Il sembla s’animer tout à coup.
— Cela vous a contrarié ?
— Ce sont de vieux arbres magnifiques… Personne n’était d’accord. Mais quand il avait une idée en tête…
Il poussa un soupir. Renouf poursuivit :
— Comment s’est déroulée la journée du dix septembre ?
— Nous avons tous déjeuné ensemble, puis nous sommes montés dans notre chambre pour faire la sieste.
— Et après la sieste ?
— Je suis parti me promener dans le village, seul, puis je suis rentré en fin d’après-midi.
— Et le soir ?
— Un dîner en famille, puis une partie de scrabble avec mon frère, ma mère et ma femme jusqu’à vingt-trois heures. Mon père était parti se coucher tôt.
— Et le lendemain ?
— Nous avons pris notre petit déjeuner vers neuf heures, sans mon père. C’est un lève-tôt. Nous avons pensé qu’il l’avait déjà pris. Le midi, comme il ne revenait pas, on a déjeuné sans lui. Il avait parlé de voir son notaire, alors on a supposé qu’il y était allé. Ce n’est qu’en fin d’après-midi qu’on s’est inquiétés. Ma mère a appelé Me Durieux, mais il ne l’avait pas vu. Alors, on a commencé à le chercher dans le château et les alentours.
— Et vous ne vous êtes pas inquiétés de son absence ?
— Mon père avait l’habitude de partir sans prévenir. Il était indépendant, souvent imprévisible. Mais il rentrait toujours à la maison pour dîner.
— Et vous, qu’avez-vous fait pendant cette journée ?
— Je me suis promené au village, entre dix heures et midi. Après le déjeuner, j’ai fait une petite sieste, puis j’ai discuté avec ma mère au salon.
— Des gens vous ont vu au village ?
— Oui, des connaissances. Je les salués. Je peux vous donner leurs noms.
— Et votre femme ?
— Elle avait une grosse migraine. Elle est restée dans la chambre tout l’après-midi. Elle a émergé vers seize heures pour prendre le thé avec nous.
— Et le matin ?
— Elle était au manoir. Je pense qu’on l’a vue.
— Elle était inquiète ?
— Oui, enfin, je crois.
— Vous n’en êtes pas sûr ?
Il prit un air gêné.
— Elle ne s’entendait pas bien avec mon père.
Renouf se redressa.
— Et pourquoi ?
Pierre rougit.
— Des désaccords. Ils avaient des caractères totalement opposés.
— Et vous, vous vous entendiez bien avec lui ?
— Globalement, oui, répondit-il sans grande conviction.
— Avez-vous entendu un coup de feu ce jour-là ?
— Je ne crois pas, du moins, je n’ai pas fait attention. C’est la saison de la chasse.
L’entretien prit fin. Pierre quitta la pièce.

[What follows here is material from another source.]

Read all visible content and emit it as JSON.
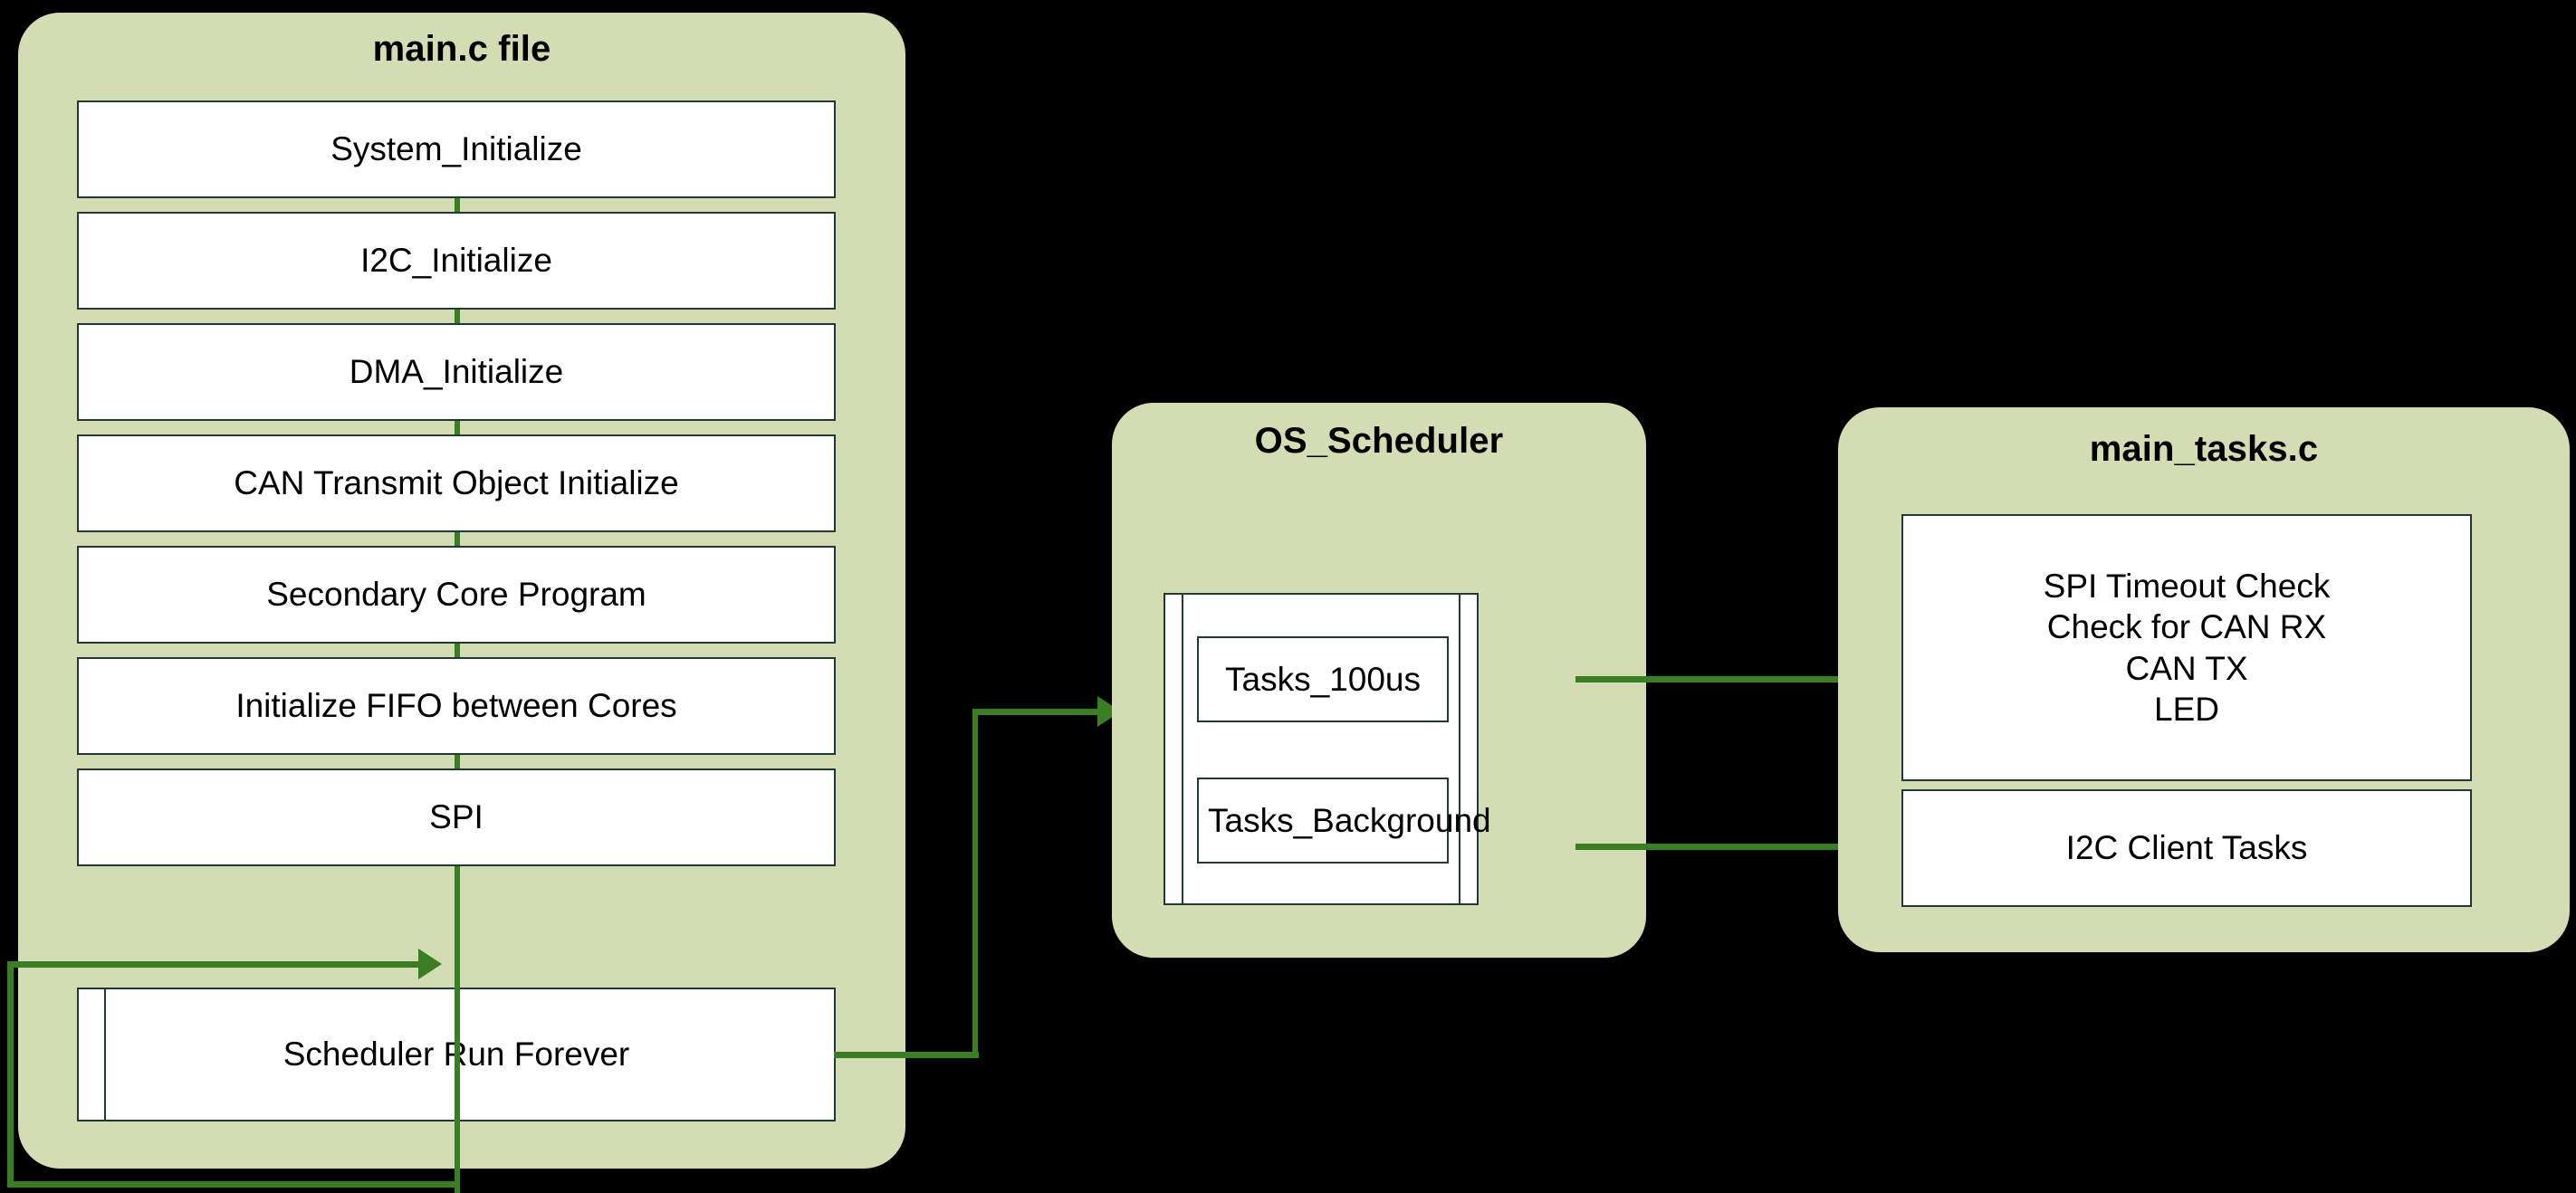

— Cet homme nous cache quelque chose au sujet de sa femme, déclara Renouf. Il avait l’air embarrassé. On en saura plus en interrogeant celle-ci.
— Et je ne suis pas certain qu’il s’entendait très bien avec son père, renchérit Bertier.
— C’est évident. Sa réponse semblait plutôt évasive. Son père devait avoir un fort caractère, contrairement à lui. Quant à son entreprise, je ne suis pas sûr qu’elle marche aussi bien que cela. Qu’en pensez-vous Gilbert ?
— C’est un suspect potentiel. Mais je ne le sens pas capable de tuer.
— C’est possible, mais parfois, il faut se méfier de l’eau qui dort.
Puis, j’allai ouvrir la porte et fis entrer André.